The last couple of weeks we’ve been looking at information architecture with a focus on making your site more usable to real people. Today I want to continue that talk, except with the focus of how to make your site more usable to search engines.
If you remember I mentioned that how we structure content can help people better understand what your site is about and help them find what they want quicker and easier. The same is true in regards to search engines.
Today I want to talk about the later, about how search engines crawl and index your content and what you can do to help make it easier for them. Next week we’ll continue with a discussion of siloing or theming, which is a way to structure your content to help search engines better understand what it’s about and ideally help your content rank better for different keyword themes.
Depth of Site Structure and Search Engine Spiders
This weekend a friend and I went for a hike in one of the hundreds of hiking trails in the mountains where we live. There a are a limited number of starting points to discover those trails. You can start at one park and begin hiking one trail. When you see another trail off the one you’re on you can take the new trail or continue on the same one.

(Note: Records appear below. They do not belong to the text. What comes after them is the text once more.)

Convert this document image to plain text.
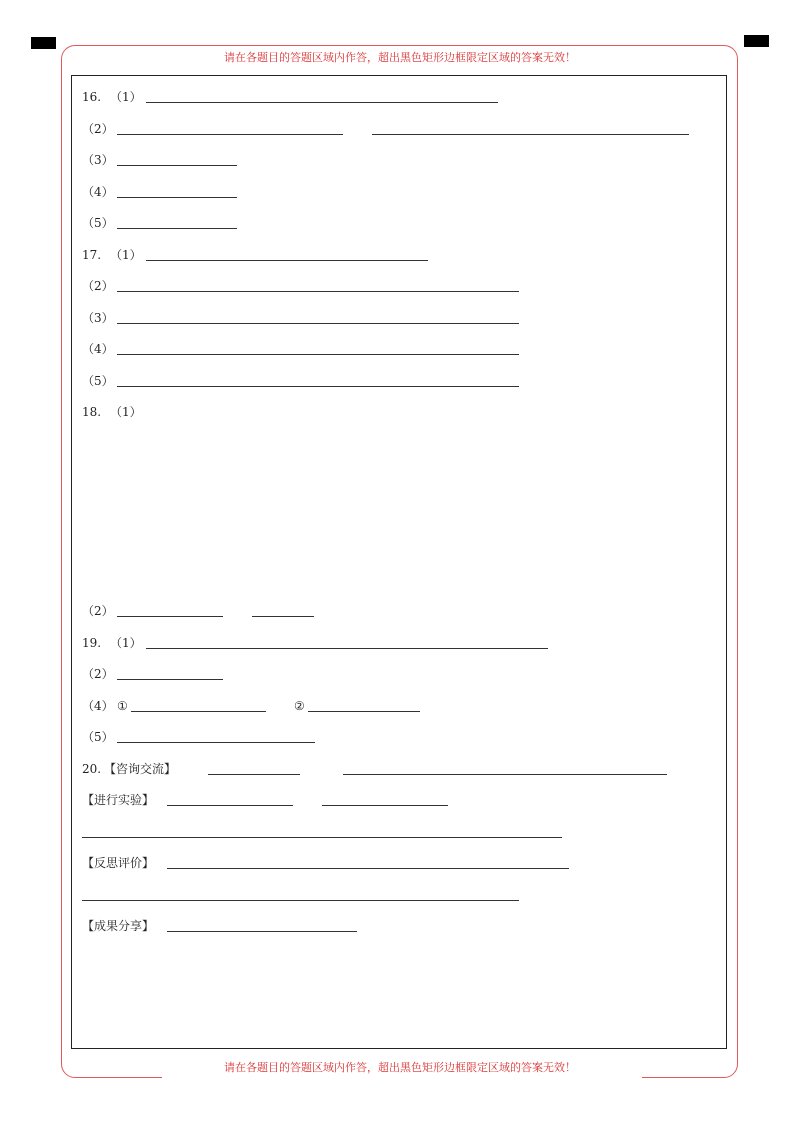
请在各题目的答题区域内作答，超出黑色矩形边框限定区域的答案无效！
请在各题目的答题区域内作答，超出黑色矩形边框限定区域的答案无效！
16. （1）
（2）
（3）
（4）
（5）
17. （1）
（2）
（3）
（4）
（5）
18. （1）
（2）
19. （1）
（2）
（4） ①	②
（5）
20. 【咨询交流】
【进行实验】
【反思评价】
【成果分享】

The further you walk the more trails you’ll discover.
At some point you’ll likely get tired and come home. The next time you go for a hike you might start at the same park and that same trail and begin walking and exploring again. If you do you’ll encounter some of the same trails from your last walk as well as some new trails. Again you’ll tire at some point and go home likely having found a few more trails than you knew about after your first visit.
There’s more than one park in town, more than one starting point to find different trails. With each new starting point you’ll find new trails and sometimes even find old trails you discovered starting from other parks. Some trails in the mountains you’ll never find, but the more often you hike and you more places you start out from the more you’ll find.
How Search Spiders Crawl and Index Your Content
Search spiders or robots find content on the web in a very similar way to how we might discover new trails in the mountains except they follow links and what they find at the end of those links might look very different than the last time they were there.
You and I will start out on a trail we know about and from there discover new trails connected to the one we’re on. Search engines will start out on a page they know about and discover new pages that are connected to the ones they visit.
In much the same way you and I will discover more trails by varying where we start our hike, search engines find more pages by varying where they start. Also the same way you and I will tire and stop hiking for the day, search engines spiders won’t continue crawling forever at any one time. There’s a limit to how deep they’ll crawl a site on any visit.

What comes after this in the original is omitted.